Asthma is a very common condition that causes the narrowing and swelling of airways, making it difficult to breathe. These effects may result in coughing, wheezing, and shortness of breath. When this narrowing occurs, the body signals the production of mucus, which can cause obstruction of the airway and increase symptom severity. Asthma and its symptom severity can greatly range, causing a minor nuisance in some, while presenting as a life-threatening condition in others. Because there is no cure for asthma, treatments are focused on controlling the symptoms
Effectively addressing the symptoms of asthma is critical, as these symptoms often interfere with sleep, work, and recreational activities. Even more alarming, asthma may result in permanent narrowing of the bronchial tubes, greatly affecting breathing. To combat the symptoms, healthcare practitioners focus on long-term control and prevention. In prevention, recognizing triggers and taking steps to avoid them is the first step in treatment.

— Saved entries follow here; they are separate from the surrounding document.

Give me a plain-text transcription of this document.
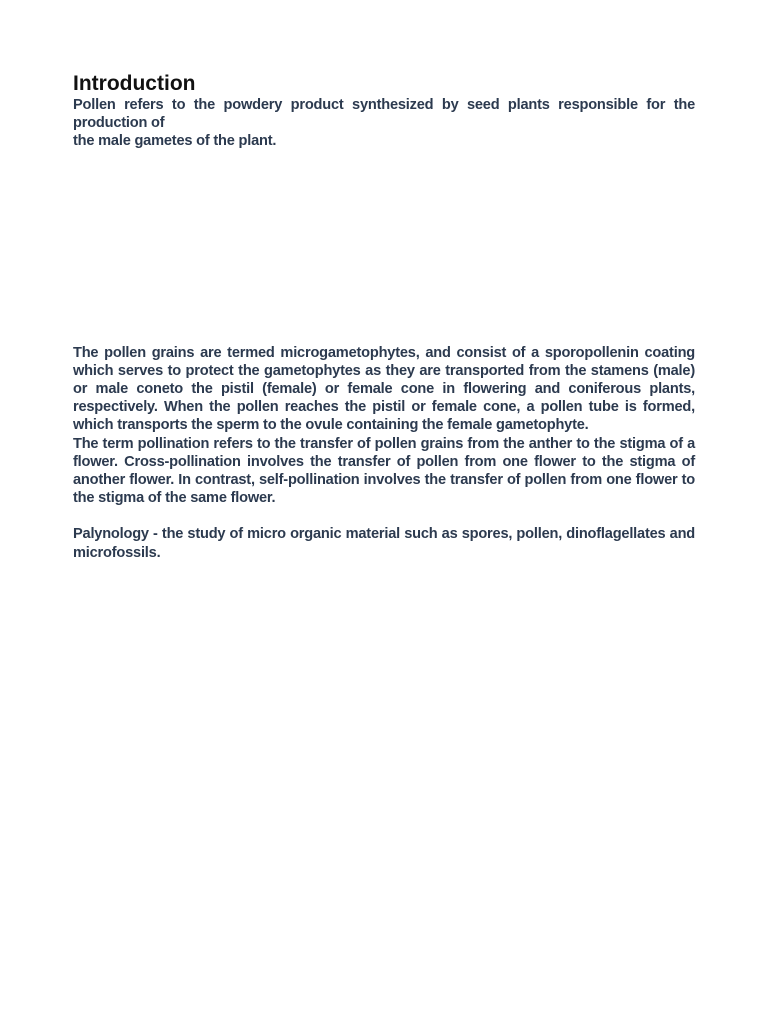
Introduction

Pollen refers to the powdery product synthesized by seed plants responsible for the production of

the male gametes of the plant.

The pollen grains are termed microgametophytes, and consist of a sporopollenin coating which serves to protect the gametophytes as they are transported from the stamens (male) or male coneto the pistil (female) or female cone in flowering and coniferous plants, respectively. When the pollen reaches the pistil or female cone, a pollen tube is formed, which transports the sperm to the ovule containing the female gametophyte.

The term pollination refers to the transfer of pollen grains from the anther to the stigma of a flower. Cross-pollination involves the transfer of pollen from one flower to the stigma of another flower. In contrast, self-pollination involves the transfer of pollen from one flower to the stigma of the same flower.

Palynology - the study of micro organic material such as spores, pollen, dinoflagellates and microfossils.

Standard medications for asthma patients are guided by: the patient’s age, symptoms, triggers, and other individual data. However, most medications that address long-term, preventative care are targeted at reducing inflammation in the airways. Perhaps the most common treatment route is the inhaled corticosteroid. This kind of treatment is beneficial for sudden flare-ups, and is considered safe for long-term use. Other oral medications for asthma usually can’t be taken with corticosteroids, which may somewhat limit therapy.
Asthma patients often research natural or alternative therapies, usually for use in combination with standard treatment. Serrapeptase has been used for years in the fight against asthma, with its clinical benefits being published in several peer-reviewed journals. One of the best ways that serrapeptase fights asthma, is through its effects on mucus. As a complex, viscoelastic gel, mucus is an important factor in airway defense against foreign pathogens. However, when mucus is over-produced, this gel can obstruct the airway and impair cough clearance. Even more unnerving, having an abundance of mucus can promote recurrent respiratory infection and increase inflammation.
Serrapeptase has been named as an effective mucolytic enzyme, meaning it works by breaking down the mucus directly. After being absorbed in the intestinal tract, serrapeptase is transferred into circulation and an active form, where it takes effect by decreasing airway mucus viscosity and improves clearance. While having beneficial effects on mucus production and breakdown, serrapeptase also inhibits the inflammatory response; this was proven in a 2003 study in The Journal of Respirology. The researchers found that patients who were given oral serrapeptase had increased clearance of mucus, as well as a lower volume of inflammatory cells within the mucus (as compared to the control group). The researchers noted that serrapeptase works directly on the airway epithelium in several ways, lessening the symptoms of chronic airway disease.
Because serrapeptase is an all-natural alternative therapy, it does not interfere with prescription medications. Unlike many other oral asthma medications, serrapeptase can be taken by those who use a corticosteroid inhaler. Because serrapeptase has blood-thinning properties as an anti-inflammatory agent, those who are on prescription blood-thinners should consult with their doctor prior to starting a serrapeptase regimen.